Session cohesion: examine fingerprints across requests–user agent, time zone, language, screen size, and cookie integrity. If signals diverge beyond a defined tolerance, flag the session for re-authentication or risk-based challenges. Experts recommend a short-term correlation window (10–15 minutes) and a better balance between security and user comfort. One analyst believes this approach reduces friction for real visitors.

Data collection and measures: log IP, location, device fingerprint, and session ID in a centralized, role-restricted store. here, keep a fixed, available set of checks to a baseline collection, and compare each new event to that baseline. adding new signals expands the baseline meaningfully, and you can tag changes in a dedicated changelog.

Practical guidelines and examples: maintain a small, agreed-upon threshold set; update thresholds as you accumulate data from visits by marilyn and leff (example accounts in the collection). Use those signals as a baseline to decide when a visit is a real visitor or needs additional verification. The goal is to identify a genuine visitor without turning away someone legitimate.

When mismatches occur, apply a measured response: log the event, trigger a challenge if appropriate, and escalate to a security channel. Do not block instantly; instead use a risk score to decide if a captcha, 2FA, or verification call is warranted. Rather than guesswork, handle the case with clear criteria to maintain trust for someone real.
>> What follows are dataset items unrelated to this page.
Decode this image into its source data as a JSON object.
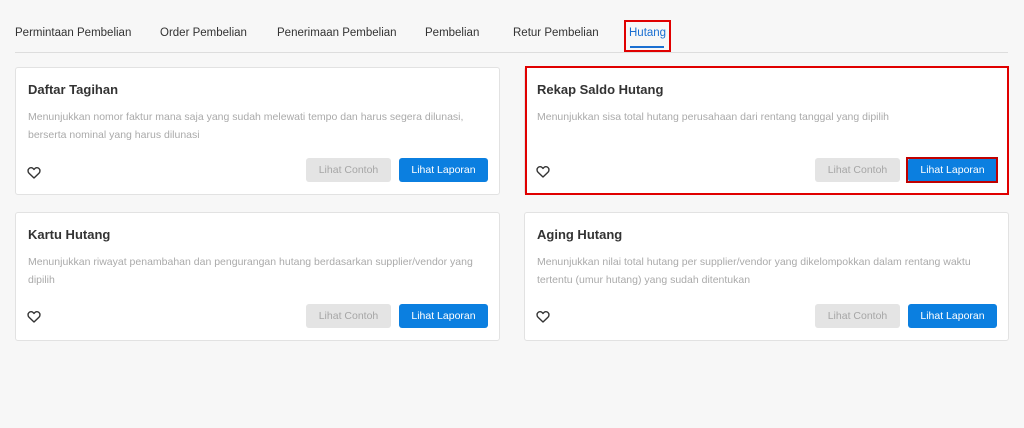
{
  "tabs": [
    {
      "label": "Permintaan Pembelian"
    },
    {
      "label": "Order Pembelian"
    },
    {
      "label": "Penerimaan Pembelian"
    },
    {
      "label": "Pembelian"
    },
    {
      "label": "Retur Pembelian"
    },
    {
      "label": "Hutang",
      "active": true
    }
  ],
  "cards": [
    {
      "title": "Daftar Tagihan",
      "description": "Menunjukkan nomor faktur mana saja yang sudah melewati tempo dan harus segera dilunasi, berserta nominal yang harus dilunasi",
      "example_label": "Lihat Contoh",
      "report_label": "Lihat Laporan"
    },
    {
      "title": "Rekap Saldo Hutang",
      "description": "Menunjukkan sisa total hutang perusahaan dari rentang tanggal yang dipilih",
      "example_label": "Lihat Contoh",
      "report_label": "Lihat Laporan"
    },
    {
      "title": "Kartu Hutang",
      "description": "Menunjukkan riwayat penambahan dan pengurangan hutang berdasarkan supplier/vendor yang dipilih",
      "example_label": "Lihat Contoh",
      "report_label": "Lihat Laporan"
    },
    {
      "title": "Aging Hutang",
      "description": "Menunjukkan nilai total hutang per supplier/vendor yang dikelompokkan dalam rentang waktu tertentu (umur hutang) yang sudah ditentukan",
      "example_label": "Lihat Contoh",
      "report_label": "Lihat Laporan"
    }
  ],
  "colors": {
    "accent": "#0b7fe0",
    "active_tab": "#1a6fd1",
    "highlight": "#e00000",
    "disabled_button": "#e4e4e4"
  },
  "icons": {
    "favorite": "heart-outline-icon"
  }
}
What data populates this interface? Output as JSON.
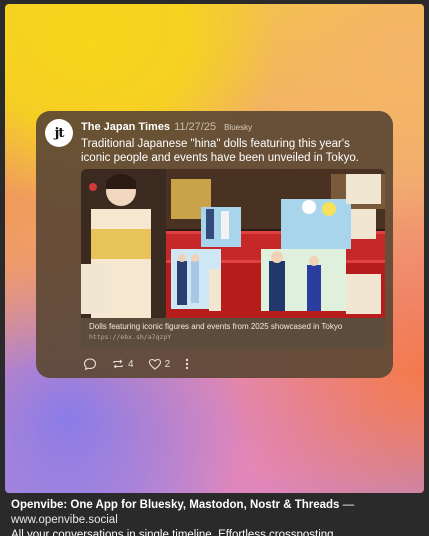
{
  "post": {
    "author": "The Japan Times",
    "avatar_text": "jt",
    "date": "11/27/25",
    "platform": "Bluesky",
    "text": "Traditional Japanese \"hina\" dolls featuring this year's iconic people and events have been unveiled in Tokyo.",
    "embed": {
      "title": "Dolls featuring iconic figures and events from 2025 showcased in Tokyo",
      "url": "https://ebx.sh/a7qzpY"
    },
    "actions": {
      "reply_icon": "reply-icon",
      "repost_icon": "repost-icon",
      "repost_count": "4",
      "like_icon": "heart-icon",
      "like_count": "2",
      "more_icon": "more-icon"
    }
  },
  "footer": {
    "brand": "Openvibe: One App for Bluesky, Mastodon, Nostr & Threads",
    "separator": " — ",
    "url": "www.openvibe.social",
    "tagline": "All your conversations in single timeline. Effortless crossposting."
  },
  "colors": {
    "card": "#5c4834",
    "accent_yellow": "#f6d51a",
    "accent_orange": "#f47a4a",
    "accent_purple": "#8a7ce8"
  }
}
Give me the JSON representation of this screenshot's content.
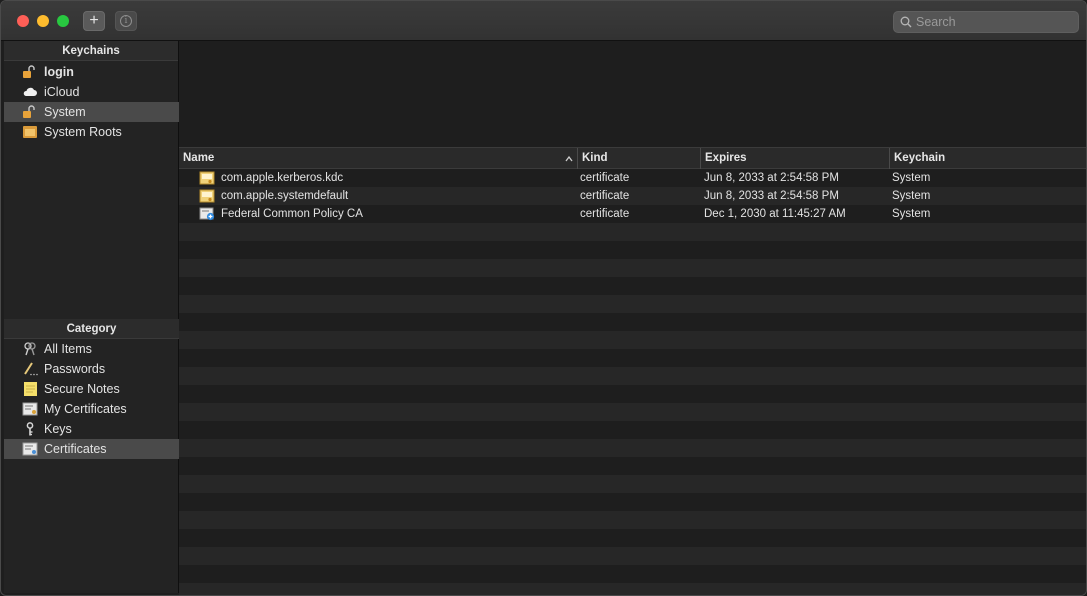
{
  "toolbar": {
    "add_button": "+",
    "info_button": "i",
    "search_placeholder": "Search"
  },
  "sidebar": {
    "keychains_header": "Keychains",
    "keychains": [
      {
        "label": "login",
        "icon": "lock-open-icon"
      },
      {
        "label": "iCloud",
        "icon": "cloud-icon"
      },
      {
        "label": "System",
        "icon": "lock-open-icon"
      },
      {
        "label": "System Roots",
        "icon": "cabinet-icon"
      }
    ],
    "category_header": "Category",
    "categories": [
      {
        "label": "All Items",
        "icon": "keys-icon"
      },
      {
        "label": "Passwords",
        "icon": "pencil-icon"
      },
      {
        "label": "Secure Notes",
        "icon": "note-icon"
      },
      {
        "label": "My Certificates",
        "icon": "certificate-icon"
      },
      {
        "label": "Keys",
        "icon": "key-icon"
      },
      {
        "label": "Certificates",
        "icon": "certificate-icon"
      }
    ]
  },
  "table": {
    "columns": {
      "name": "Name",
      "kind": "Kind",
      "expires": "Expires",
      "keychain": "Keychain"
    },
    "rows": [
      {
        "name": "com.apple.kerberos.kdc",
        "kind": "certificate",
        "expires": "Jun 8, 2033 at 2:54:58 PM",
        "keychain": "System",
        "icon": "certificate-icon"
      },
      {
        "name": "com.apple.systemdefault",
        "kind": "certificate",
        "expires": "Jun 8, 2033 at 2:54:58 PM",
        "keychain": "System",
        "icon": "certificate-icon"
      },
      {
        "name": "Federal Common Policy CA",
        "kind": "certificate",
        "expires": "Dec 1, 2030 at 11:45:27 AM",
        "keychain": "System",
        "icon": "root-certificate-icon"
      }
    ]
  },
  "colors": {
    "close": "#fe5f57",
    "minimize": "#febc2e",
    "maximize": "#28c840",
    "selection": "#4a4a4a"
  }
}
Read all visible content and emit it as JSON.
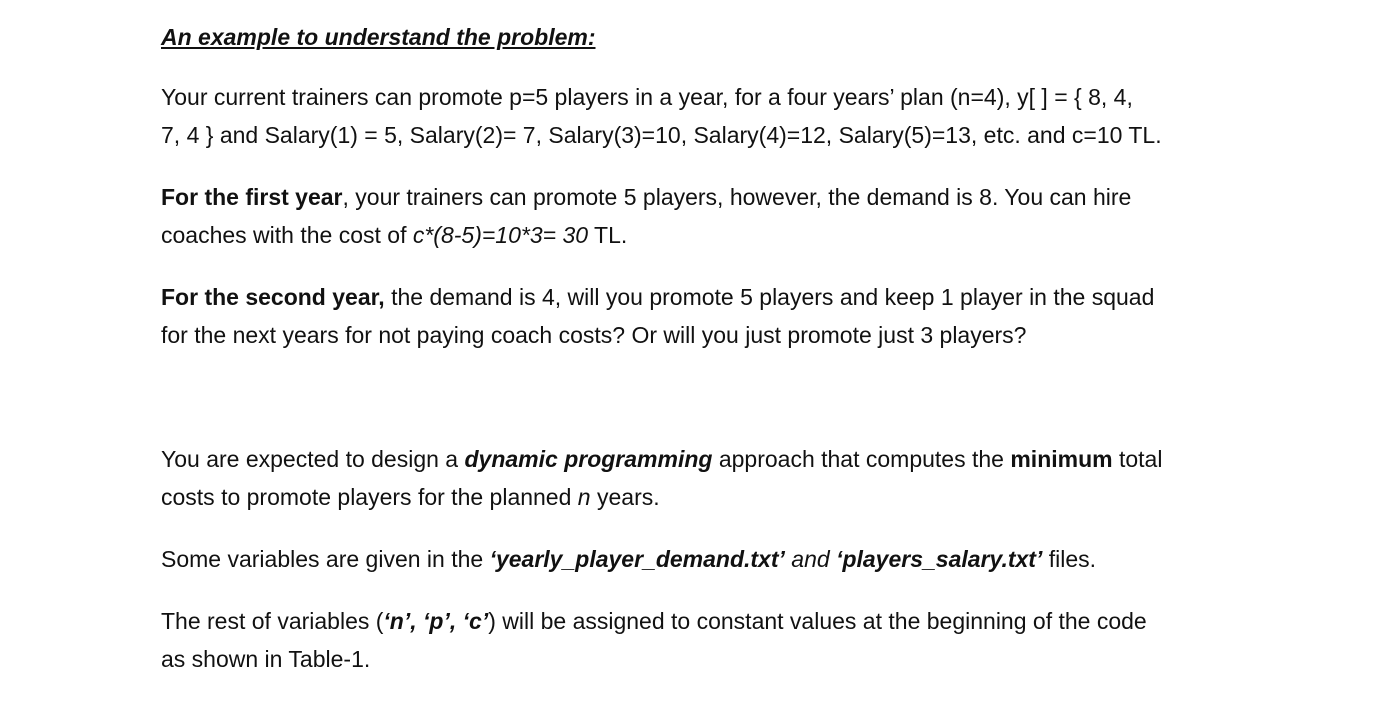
{
  "heading": "An example to understand the problem:",
  "example": {
    "intro": {
      "line1": "Your current trainers can promote p=5 players in a year, for a four years’ plan (n=4), y[ ] = { 8, 4,",
      "line2": "7, 4 } and Salary(1) = 5, Salary(2)= 7, Salary(3)=10, Salary(4)=12, Salary(5)=13, etc. and c=10 TL."
    },
    "first_year": {
      "label": "For the first year",
      "rest_line1": ", your trainers can promote 5 players, however, the demand is 8. You can hire",
      "line2_pre": "coaches with the cost of ",
      "formula": "c*(8-5)=10*3= 30",
      "line2_post": " TL."
    },
    "second_year": {
      "label": "For the second year,",
      "rest_line1": " the demand is 4, will you promote 5 players and keep 1 player in the squad",
      "line2": "for the next years for not paying coach costs? Or will you just promote just 3 players?"
    }
  },
  "task": {
    "dp": {
      "pre": "You are expected to design a ",
      "dp_term": "dynamic programming",
      "mid": " approach that computes the ",
      "min_term": "minimum",
      "post_line1": " total",
      "line2_pre": "costs to promote players for the planned ",
      "n_var": "n",
      "line2_post": " years."
    },
    "files": {
      "pre": "Some variables are given in the ",
      "file1": "‘yearly_player_demand.txt’",
      "and": " and ",
      "file2": "‘players_salary.txt’",
      "post": " files."
    },
    "rest": {
      "pre": "The rest of variables (",
      "vars": "‘n’, ‘p’, ‘c’",
      "post_line1": ") will be assigned to constant values at the beginning of the code",
      "line2": "as shown in Table-1."
    }
  }
}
By combining IP, location, and session signals, you gain clearer visibility into who is interacting here. Regularly review false positives, adjust thresholds, and share learning with your team of experts to improve accuracy over time.

Assess Real-Time Signals and JavaScript Event Logs

Assess Real-Time Signals and JavaScript Event Logs

Verify real-time signals by adding a lightweight telemetry layer that fires on page load, user actions, network requests, and visibility changes. Keep the log compact: timestamp, event type, target, status, and a short message. This gives you immediate feedback and avoids bloating the network with noise; said differently, focus on actionable signals.

Face the front of your monitoring by building a small collection that you can inspect quickly. Point the data to a local dashboard and include the request, response status, and a brief context like the element involved. This setup helps you indicate sequence and timing, and it makes access to the data straightforward for others.

When a user action should trigger a server call, the log should reflect both the action and the result. If a log entry pointed to a timing issue, you know where to dig, and you can tell whether the delay came from the client, the network, or the backend system. This keeps the door open to fast verification and faster fixes.

Follow a simple pattern: trigger a known action, verify that the corresponding log entries appear in the expected order within a defined window (for example, 200–800 ms). Before you deepen the test, ensure logging is lightweight so it does not bother the user or the overall working performance of the page.

Use built-in signals and console cues together with dedicated logs: PerformanceObserver for long tasks and paint timing, and User Timing marks to indicate start, progress, and finish. This data, together with server metrics, helps you indicate whether an issue is client-side, network-related, or server-side, and it keeps your access to truth clear for both fellow developers and customers.

Keep the process practical by sharing the approach with fellow team members and customers where appropriate. By aligning signals with clear rules and avoiding unnecessary data, you maintain trust and reduce noise. Avoid over-logging, respect privacy, and focus on the collection that truly signals an actionable problem.